[Python-Dev] PEP 332 revival in coordination with pep 349? [ Was:Re: release plan for 2.5 ?]

Tue Feb 14 17:25:01 CET 2006

At 11:08 AM 2/14/2006 -0500, James Y Knight wrote:

>On Feb 14, 2006, at 1:52 AM, Martin v. Löwis wrote:
>
>>Phillip J. Eby wrote:
>>>I was just pointing out that since byte strings are bytes by
>>>definition,
>>>then simply putting those bytes in a bytes() object doesn't alter the
>>>existing encoding.  So, using latin-1 when converting a string to
>>>bytes
>>>actually seems like the the One Obvious Way to do it.
>>
>>This is a misconception. In Python 2.x, the type str already *is* a
>>bytes type. So if S is an instance of 2.x str, bytes(S) does not need
>>to do any conversion. You don't need to assume it is latin-1: it's
>>already bytes.
>>
>>>In fact, the 'encoding' argument seems useless in the case of str
>>>objects,
>>>and it seems it should default to latin-1 for unicode objects.
>>
>>I agree with the former, but not with the latter. There shouldn't be a
>>conversion of Unicode objects to bytes at all. If you want bytes from
>>a Unicode string U, write
>>
>>   bytes(U.encode(encoding))
>
>I like it, it makes sense. Unicode strings are simply not allowed as
>arguments to the byte constructor. Thinking about it, why would it be
>otherwise? And if you're mixing str-strings and unicode-strings, that
>means the str-strings you're sometimes giving are actually not byte
>strings, but character strings anyhow, so you should be encoding
>those too. bytes(s_or_U.encode('utf-8')) is a perfectly good spelling.
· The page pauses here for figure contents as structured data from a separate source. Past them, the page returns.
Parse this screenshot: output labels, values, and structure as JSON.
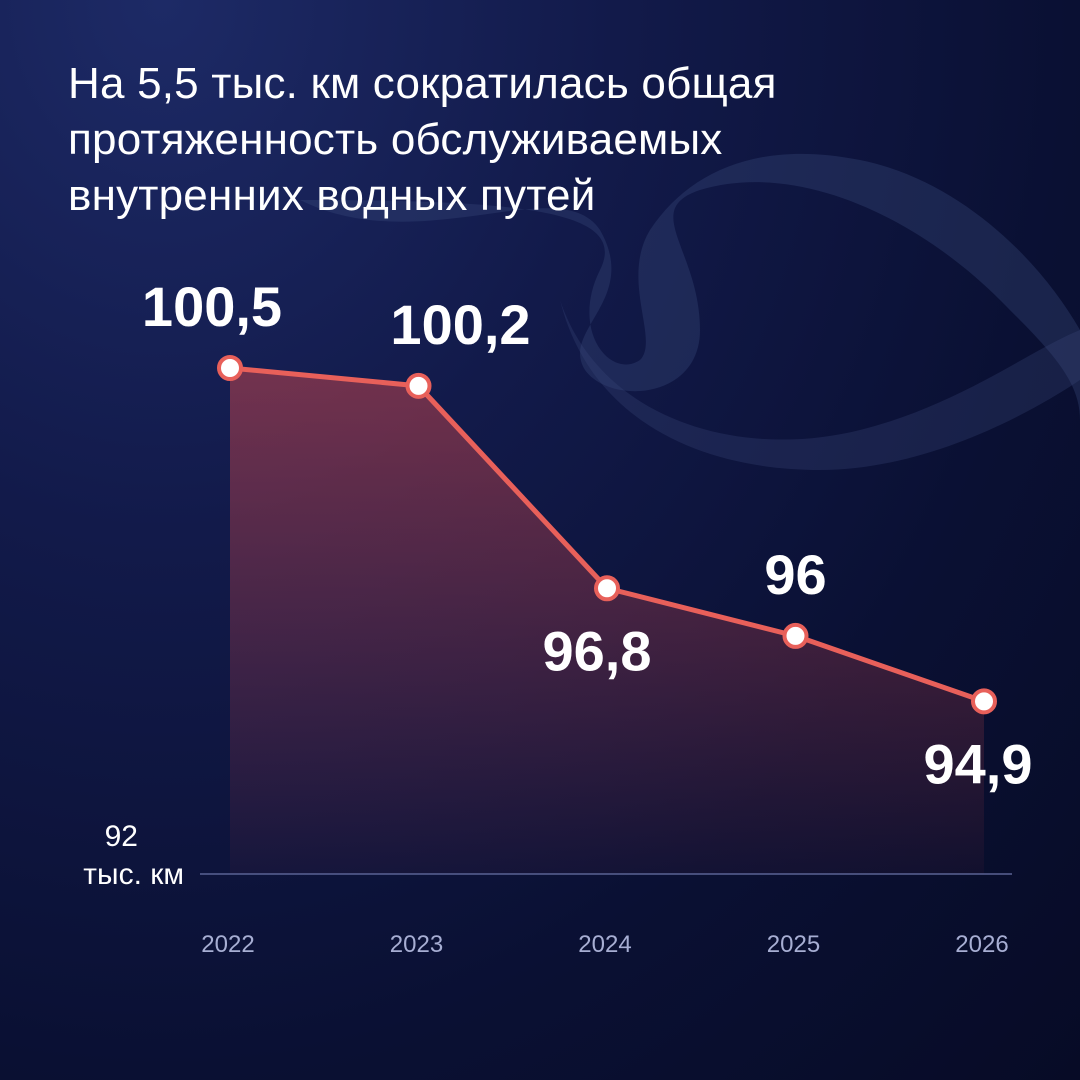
{
  "chart_data": {
    "type": "area",
    "title": "На 5,5 тыс. км сократилась общая протяженность обслуживаемых внутренних водных путей",
    "categories": [
      "2022",
      "2023",
      "2024",
      "2025",
      "2026"
    ],
    "series": [
      {
        "values": [
          100.5,
          100.2,
          96.8,
          96,
          94.9
        ],
        "data_labels": [
          "100,5",
          "100,2",
          "96,8",
          "96",
          "94,9"
        ]
      }
    ],
    "baseline_value_label": "92",
    "baseline_unit_label": "тыс. км",
    "ylim": [
      92,
      100.5
    ],
    "grid": false,
    "legend": "none",
    "colors": {
      "line": "#e8605a",
      "area": "#c0434b",
      "marker_fill": "#ffffff",
      "baseline": "#5a6394",
      "tick_text": "#a7aed3",
      "text": "#ffffff"
    }
  }
}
Actually, I think you mean:

     if isinstance(s_or_U, str):
         s_or_U = s_or_U.decode('utf-8')

     b = bytes(s_or_U.encode('utf-8'))

Or maybe:

     if isinstance(s_or_U, unicode):
         s_or_U = s_or_U.encode('utf-8')

     b = bytes(s_or_U)

Which is why I proposed that the boilerplate logic get moved *into* the 
bytes constructor.  I think this use case is going to be common in today's 
Python, but in truth I'm not as sure what bytes() will get used *for* in 
today's Python.  I'm probably overprojecting based on the need to use str 
objects now, but bytes aren't going to be a replacement for str for a good 
while anyway.

>Kill the encoding argument, and you're left with:
>
>Python2.X:
>- bytes(bytes_object) -> copy constructor
>- bytes(str_object) -> copy the bytes from the str to the bytes object
>- bytes(sequence_of_ints) -> make bytes with the values of the ints,
>error on overflow
>
>Python3.X removes str, and most APIs that did return str return bytes
>instead. Now all you have is:
>- bytes(bytes_object) -> copy constructor
>- bytes(sequence_of_ints) -> make bytes with the values of the ints,
>error on overflow
>
>Nice and simple.

I could certainly live with that approach, and it certainly rules out all 
the "when does the encoding argument apply and when should it be an error 
to pass it" questions.  :)